Ouça agora a Notícia:

Para contextualizar a dimensão da luta atual contra os incineradores na cidade de São Paulo, a partir da nossa participação no Movimento Contra o Incinerador em Perus é necessário compreender o gravíssimo problema da destinação dos resíduos sólidos no Brasil e no mundo e, ainda um dos maiores inimigos do planeta o plástico

Vale ressaltar a gigantesca importância dos movimentos sociais e a mobilização para informar as populações periféricas como elemento fundamental dessa luta. 
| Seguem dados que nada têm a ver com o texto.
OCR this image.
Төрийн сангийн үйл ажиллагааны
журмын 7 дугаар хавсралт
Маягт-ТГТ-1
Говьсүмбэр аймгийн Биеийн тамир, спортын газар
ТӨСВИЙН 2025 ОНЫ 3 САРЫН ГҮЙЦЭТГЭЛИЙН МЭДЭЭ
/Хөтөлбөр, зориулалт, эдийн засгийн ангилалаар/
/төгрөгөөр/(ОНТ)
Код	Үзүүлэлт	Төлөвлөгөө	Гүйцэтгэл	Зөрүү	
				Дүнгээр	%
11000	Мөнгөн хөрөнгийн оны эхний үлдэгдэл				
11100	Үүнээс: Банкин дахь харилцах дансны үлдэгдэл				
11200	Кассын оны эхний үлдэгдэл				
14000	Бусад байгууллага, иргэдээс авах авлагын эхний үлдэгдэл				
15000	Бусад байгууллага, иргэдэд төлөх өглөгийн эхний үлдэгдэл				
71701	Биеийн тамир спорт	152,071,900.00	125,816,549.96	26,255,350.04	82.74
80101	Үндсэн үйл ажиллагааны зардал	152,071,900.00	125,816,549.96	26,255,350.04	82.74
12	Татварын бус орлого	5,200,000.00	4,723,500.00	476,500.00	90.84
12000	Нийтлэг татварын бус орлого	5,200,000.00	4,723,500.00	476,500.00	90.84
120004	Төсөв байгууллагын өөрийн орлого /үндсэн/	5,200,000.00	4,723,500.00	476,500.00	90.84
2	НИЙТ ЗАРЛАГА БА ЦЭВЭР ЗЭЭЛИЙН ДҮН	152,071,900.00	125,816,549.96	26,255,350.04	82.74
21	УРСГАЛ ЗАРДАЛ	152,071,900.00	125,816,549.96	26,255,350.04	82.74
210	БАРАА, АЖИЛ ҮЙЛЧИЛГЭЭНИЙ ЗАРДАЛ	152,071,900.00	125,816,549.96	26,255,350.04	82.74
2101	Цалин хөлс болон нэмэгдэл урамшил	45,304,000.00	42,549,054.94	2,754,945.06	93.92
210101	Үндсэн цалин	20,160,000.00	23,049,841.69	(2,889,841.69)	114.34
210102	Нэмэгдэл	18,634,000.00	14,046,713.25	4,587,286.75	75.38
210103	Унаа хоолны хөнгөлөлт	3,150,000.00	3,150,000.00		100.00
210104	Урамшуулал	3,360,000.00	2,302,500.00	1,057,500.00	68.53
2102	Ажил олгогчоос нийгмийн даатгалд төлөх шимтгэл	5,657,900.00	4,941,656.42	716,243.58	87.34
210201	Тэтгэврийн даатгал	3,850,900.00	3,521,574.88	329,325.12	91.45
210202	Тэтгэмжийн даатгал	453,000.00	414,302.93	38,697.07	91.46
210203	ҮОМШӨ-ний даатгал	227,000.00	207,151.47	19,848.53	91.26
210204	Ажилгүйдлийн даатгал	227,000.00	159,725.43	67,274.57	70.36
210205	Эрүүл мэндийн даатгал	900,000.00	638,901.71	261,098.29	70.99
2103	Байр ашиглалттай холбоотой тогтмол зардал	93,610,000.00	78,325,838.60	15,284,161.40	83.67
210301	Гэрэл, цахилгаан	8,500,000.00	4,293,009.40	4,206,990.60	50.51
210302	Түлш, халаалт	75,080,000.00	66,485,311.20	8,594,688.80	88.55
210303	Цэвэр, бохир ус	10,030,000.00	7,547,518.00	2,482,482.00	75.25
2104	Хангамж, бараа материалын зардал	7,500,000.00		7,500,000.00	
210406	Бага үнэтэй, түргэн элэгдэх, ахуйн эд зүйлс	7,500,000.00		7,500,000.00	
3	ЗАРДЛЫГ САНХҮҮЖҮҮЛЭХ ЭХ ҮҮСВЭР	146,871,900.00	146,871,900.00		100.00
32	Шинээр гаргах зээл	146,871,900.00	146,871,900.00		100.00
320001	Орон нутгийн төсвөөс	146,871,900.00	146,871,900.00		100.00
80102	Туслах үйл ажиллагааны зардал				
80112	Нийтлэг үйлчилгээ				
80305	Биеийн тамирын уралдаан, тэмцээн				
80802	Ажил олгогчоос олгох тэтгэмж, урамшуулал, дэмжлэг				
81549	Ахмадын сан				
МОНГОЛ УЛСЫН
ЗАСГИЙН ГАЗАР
Iniciamos esse breve artigo parabenizando os ativistas, especialistas, mandatos populares, sindicatos, coletivos, associações, ONGs que impulsionam e apoiam  Movimento Contra o Incinerador de Lixo em Perus  (@incineradordelixoemperusnão), o Movimento Contra o Aterro e Incinerador em São Matheus (@contraaterroeincineradordelixo) e da Usina Eco Cultural no Ipiranga (@usinaecocultural) que luta para que o antigo Incinerador Vergueiro seja transformado em um centro cultural e museu ecológico.

Só a luta muda a vida!

O lixo é problema mundial 

No mundo hoje, segundo relatório da ONU deve produzir 3,8 bilhões de toneladas de lixo por ano até 2050 em comparação com o volume de hoje, cerca de 2,24 bilhões um aumento de 65%. O relatório ainda destaca que o plástico representa 85% dos resíduos que chegam aos oceanos e adverte que até 2040, os volumes de plástico que fluem para o mar quase triplicarão, com uma quantidade anual entre 23 e 37 milhões de toneladas. Isto significa cerca de 50 kg de plástico por metro de costa em todo o mundo e também aponta que apenas 55% são gerenciados de forma controlada.

No Brasil 

O Brasil produz cerca de 217 mil toneladas ou diariamente 79 milhões de toneladas de lixo, sendo o quarto maior produtor do mundo atrás apenas da China, EUA e Índia. 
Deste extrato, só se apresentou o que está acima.